Reload the BCF model from disk.

bcf_model_reload <- createBCFModelFromJsonFile("bcf_r.json")
with open("bcf_py.json", "r") as f:
    bcf_json_reload = json.dumps(json.load(f))
bcf_model_reload = BCFModel()
bcf_model_reload.from_json(bcf_json_reload)

Check that the predictions align with those of the original model.

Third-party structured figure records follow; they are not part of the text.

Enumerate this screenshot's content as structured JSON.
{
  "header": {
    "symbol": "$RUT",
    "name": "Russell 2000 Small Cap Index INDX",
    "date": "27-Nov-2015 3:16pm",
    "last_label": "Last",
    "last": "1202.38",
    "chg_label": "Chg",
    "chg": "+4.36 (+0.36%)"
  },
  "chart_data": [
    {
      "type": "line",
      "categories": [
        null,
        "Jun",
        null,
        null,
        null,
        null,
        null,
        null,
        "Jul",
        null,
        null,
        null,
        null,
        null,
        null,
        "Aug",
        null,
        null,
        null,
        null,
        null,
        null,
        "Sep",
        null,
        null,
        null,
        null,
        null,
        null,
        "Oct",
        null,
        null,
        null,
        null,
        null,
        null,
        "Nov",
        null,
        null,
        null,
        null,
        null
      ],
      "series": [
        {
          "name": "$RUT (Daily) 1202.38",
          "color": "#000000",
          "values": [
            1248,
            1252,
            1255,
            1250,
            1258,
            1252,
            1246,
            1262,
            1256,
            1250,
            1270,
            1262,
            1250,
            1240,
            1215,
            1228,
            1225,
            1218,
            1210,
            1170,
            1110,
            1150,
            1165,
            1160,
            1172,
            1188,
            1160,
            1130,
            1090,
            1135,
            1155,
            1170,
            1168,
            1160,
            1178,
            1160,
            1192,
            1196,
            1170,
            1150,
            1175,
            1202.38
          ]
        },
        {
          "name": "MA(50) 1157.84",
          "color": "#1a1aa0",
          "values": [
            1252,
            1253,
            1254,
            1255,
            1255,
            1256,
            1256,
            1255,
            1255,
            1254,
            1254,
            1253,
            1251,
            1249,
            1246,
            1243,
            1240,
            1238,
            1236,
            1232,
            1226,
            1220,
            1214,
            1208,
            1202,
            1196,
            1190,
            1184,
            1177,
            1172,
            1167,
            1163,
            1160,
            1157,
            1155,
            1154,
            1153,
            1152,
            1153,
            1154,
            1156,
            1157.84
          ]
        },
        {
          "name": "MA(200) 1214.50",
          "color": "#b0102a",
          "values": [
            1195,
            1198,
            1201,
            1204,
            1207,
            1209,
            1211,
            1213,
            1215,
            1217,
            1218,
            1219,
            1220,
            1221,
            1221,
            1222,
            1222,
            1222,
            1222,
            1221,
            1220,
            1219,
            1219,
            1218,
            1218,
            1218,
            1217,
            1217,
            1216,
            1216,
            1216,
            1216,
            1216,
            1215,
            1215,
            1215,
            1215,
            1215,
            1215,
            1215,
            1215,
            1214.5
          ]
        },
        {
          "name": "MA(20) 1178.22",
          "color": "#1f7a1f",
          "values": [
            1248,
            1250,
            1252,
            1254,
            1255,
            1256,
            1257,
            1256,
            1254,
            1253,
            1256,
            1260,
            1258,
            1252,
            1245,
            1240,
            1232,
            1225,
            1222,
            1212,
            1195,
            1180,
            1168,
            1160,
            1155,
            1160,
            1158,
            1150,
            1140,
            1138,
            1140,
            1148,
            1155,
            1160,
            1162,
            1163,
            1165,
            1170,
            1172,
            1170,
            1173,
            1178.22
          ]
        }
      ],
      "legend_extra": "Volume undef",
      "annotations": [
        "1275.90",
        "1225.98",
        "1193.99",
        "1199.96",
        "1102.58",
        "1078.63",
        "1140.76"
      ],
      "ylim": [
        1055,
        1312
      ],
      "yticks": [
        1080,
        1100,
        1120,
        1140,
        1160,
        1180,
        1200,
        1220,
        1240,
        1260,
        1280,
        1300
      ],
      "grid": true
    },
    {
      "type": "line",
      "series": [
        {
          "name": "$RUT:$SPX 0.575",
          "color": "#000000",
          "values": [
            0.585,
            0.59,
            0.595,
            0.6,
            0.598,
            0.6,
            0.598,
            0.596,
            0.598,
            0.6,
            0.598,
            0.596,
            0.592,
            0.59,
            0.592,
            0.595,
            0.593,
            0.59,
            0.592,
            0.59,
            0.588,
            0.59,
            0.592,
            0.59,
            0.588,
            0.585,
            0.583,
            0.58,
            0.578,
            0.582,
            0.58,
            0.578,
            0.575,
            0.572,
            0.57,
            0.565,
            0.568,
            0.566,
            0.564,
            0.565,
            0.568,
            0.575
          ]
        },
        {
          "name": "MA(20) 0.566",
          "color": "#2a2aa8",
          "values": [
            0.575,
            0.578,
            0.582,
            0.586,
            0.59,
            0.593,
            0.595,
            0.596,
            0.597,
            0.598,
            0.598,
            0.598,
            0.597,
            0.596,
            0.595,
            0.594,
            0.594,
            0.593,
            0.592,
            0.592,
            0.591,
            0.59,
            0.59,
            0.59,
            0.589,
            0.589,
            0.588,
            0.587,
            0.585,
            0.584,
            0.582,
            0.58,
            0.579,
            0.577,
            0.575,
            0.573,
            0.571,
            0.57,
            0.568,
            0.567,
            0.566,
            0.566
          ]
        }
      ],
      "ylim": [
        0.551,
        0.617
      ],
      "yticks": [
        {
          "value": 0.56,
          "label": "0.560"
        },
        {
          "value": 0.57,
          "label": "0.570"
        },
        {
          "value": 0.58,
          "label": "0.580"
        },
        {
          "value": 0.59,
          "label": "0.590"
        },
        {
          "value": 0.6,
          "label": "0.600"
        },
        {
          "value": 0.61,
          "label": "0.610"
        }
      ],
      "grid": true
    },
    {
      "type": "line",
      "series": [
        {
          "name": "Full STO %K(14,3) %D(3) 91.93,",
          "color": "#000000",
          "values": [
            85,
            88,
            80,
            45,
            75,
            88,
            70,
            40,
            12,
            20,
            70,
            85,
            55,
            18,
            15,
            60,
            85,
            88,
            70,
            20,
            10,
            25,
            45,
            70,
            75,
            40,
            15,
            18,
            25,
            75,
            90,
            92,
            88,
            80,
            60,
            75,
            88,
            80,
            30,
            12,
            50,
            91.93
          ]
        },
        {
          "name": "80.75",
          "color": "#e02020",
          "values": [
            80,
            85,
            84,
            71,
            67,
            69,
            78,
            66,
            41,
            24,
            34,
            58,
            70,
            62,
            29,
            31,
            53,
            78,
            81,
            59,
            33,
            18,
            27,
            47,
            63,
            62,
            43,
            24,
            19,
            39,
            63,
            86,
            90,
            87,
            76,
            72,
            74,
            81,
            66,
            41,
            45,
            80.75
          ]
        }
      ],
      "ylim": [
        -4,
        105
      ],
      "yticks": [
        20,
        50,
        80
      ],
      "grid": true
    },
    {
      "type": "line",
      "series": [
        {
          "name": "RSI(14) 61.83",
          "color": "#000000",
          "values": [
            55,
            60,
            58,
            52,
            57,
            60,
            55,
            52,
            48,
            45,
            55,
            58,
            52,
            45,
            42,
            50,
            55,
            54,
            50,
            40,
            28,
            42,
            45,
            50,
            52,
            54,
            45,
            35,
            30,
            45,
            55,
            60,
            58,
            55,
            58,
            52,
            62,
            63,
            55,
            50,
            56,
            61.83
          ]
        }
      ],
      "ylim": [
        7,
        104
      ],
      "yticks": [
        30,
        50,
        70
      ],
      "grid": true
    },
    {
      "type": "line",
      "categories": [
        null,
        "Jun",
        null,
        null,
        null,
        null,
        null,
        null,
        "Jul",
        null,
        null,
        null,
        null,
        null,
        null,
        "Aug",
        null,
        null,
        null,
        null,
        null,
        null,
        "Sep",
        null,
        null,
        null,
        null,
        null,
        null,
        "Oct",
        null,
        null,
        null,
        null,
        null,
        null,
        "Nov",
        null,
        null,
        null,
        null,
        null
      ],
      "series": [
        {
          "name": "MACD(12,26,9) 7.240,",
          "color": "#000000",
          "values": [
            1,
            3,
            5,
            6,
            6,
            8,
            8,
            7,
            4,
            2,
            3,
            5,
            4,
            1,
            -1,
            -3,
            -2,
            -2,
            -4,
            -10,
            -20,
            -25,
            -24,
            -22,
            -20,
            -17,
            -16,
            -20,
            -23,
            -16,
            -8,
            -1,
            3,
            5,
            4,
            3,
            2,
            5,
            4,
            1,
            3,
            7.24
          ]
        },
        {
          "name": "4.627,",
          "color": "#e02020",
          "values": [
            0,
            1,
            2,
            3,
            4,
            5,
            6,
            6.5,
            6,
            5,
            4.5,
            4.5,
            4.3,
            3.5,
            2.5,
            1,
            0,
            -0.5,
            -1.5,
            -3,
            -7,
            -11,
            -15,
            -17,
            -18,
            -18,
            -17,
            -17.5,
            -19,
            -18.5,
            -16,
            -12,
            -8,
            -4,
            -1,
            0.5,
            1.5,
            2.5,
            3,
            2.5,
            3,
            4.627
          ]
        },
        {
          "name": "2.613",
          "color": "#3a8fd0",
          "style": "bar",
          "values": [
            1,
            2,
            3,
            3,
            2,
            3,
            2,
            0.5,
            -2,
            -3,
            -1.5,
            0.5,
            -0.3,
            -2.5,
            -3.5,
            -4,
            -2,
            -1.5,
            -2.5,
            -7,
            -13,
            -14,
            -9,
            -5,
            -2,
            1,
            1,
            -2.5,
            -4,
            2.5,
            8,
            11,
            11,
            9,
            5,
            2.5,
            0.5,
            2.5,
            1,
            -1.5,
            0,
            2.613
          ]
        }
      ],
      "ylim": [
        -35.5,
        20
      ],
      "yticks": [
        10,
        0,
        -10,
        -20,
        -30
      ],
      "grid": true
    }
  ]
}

bcf_preds_reload <- predict(bcf_model_reload, X_train, Z_train, pi_train, rfx_group_ids_train, rfx_basis_train)
plot(rowMeans(bcf_model$mu_hat_train), rowMeans(bcf_preds_reload$mu_hat),
     xlab = "Original", ylab = "Deserialized", main = "Prognostic forest")
abline(0,1,col="red",lwd=3,lty=3)

plot(rowMeans(bcf_model$tau_hat_train), rowMeans(bcf_preds_reload$tau_hat),
     xlab = "Original", ylab = "Deserialized", main = "Treatment forest")
abline(0,1,col="red",lwd=3,lty=3)

plot(rowMeans(bcf_model$y_hat_train), rowMeans(bcf_preds_reload$y_hat),
     xlab = "Original", ylab = "Deserialized", main = "Overall outcome")
abline(0,1,col="red",lwd=3,lty=3)

bcf_preds_orig = bcf_model.predict(
    X=X_train, Z=Z_train, propensity=pi_train,
    rfx_group_ids=rfx_group_ids_train, rfx_basis=rfx_basis_train,
    terms=["mu", "tau", "y_hat"],
)
bcf_preds_reload = bcf_model_reload.predict(
    X=X_train, Z=Z_train, propensity=pi_train,
    rfx_group_ids=rfx_group_ids_train, rfx_basis=rfx_basis_train,
    terms=["mu", "tau", "y_hat"],
)

fig, axes = plt.subplots(1, 3, figsize=(15, 5))
for ax, term, title in zip(
    axes,
    ["mu_hat", "tau_hat", "y_hat"],
    ["Prognostic forest", "Treatment forest", "Overall outcome"],
):
    orig = bcf_preds_orig[term].mean(axis=1)
    reload = bcf_preds_reload[term].mean(axis=1)
    lo, hi = min(orig.min(), reload.min()), max(orig.max(), reload.max())
    ax.scatter(orig, reload, alpha=0.4, s=10)
    ax.plot([lo, hi], [lo, hi], color="red", linestyle="dashed", linewidth=2)
    ax.set_xlabel("Original")
    ax.set_ylabel("Deserialized")
    ax.set_title(title)
plt.tight_layout()
plt.show()

References

Hahn, P Richard, Jared S Murray, and Carlos M Carvalho. 2020. “Bayesian Regression Tree Models for Causal Inference: Regularization, Confounding, and Heterogeneous Effects (with Discussion).” Bayesian Analysis 15 (3): 965–1056.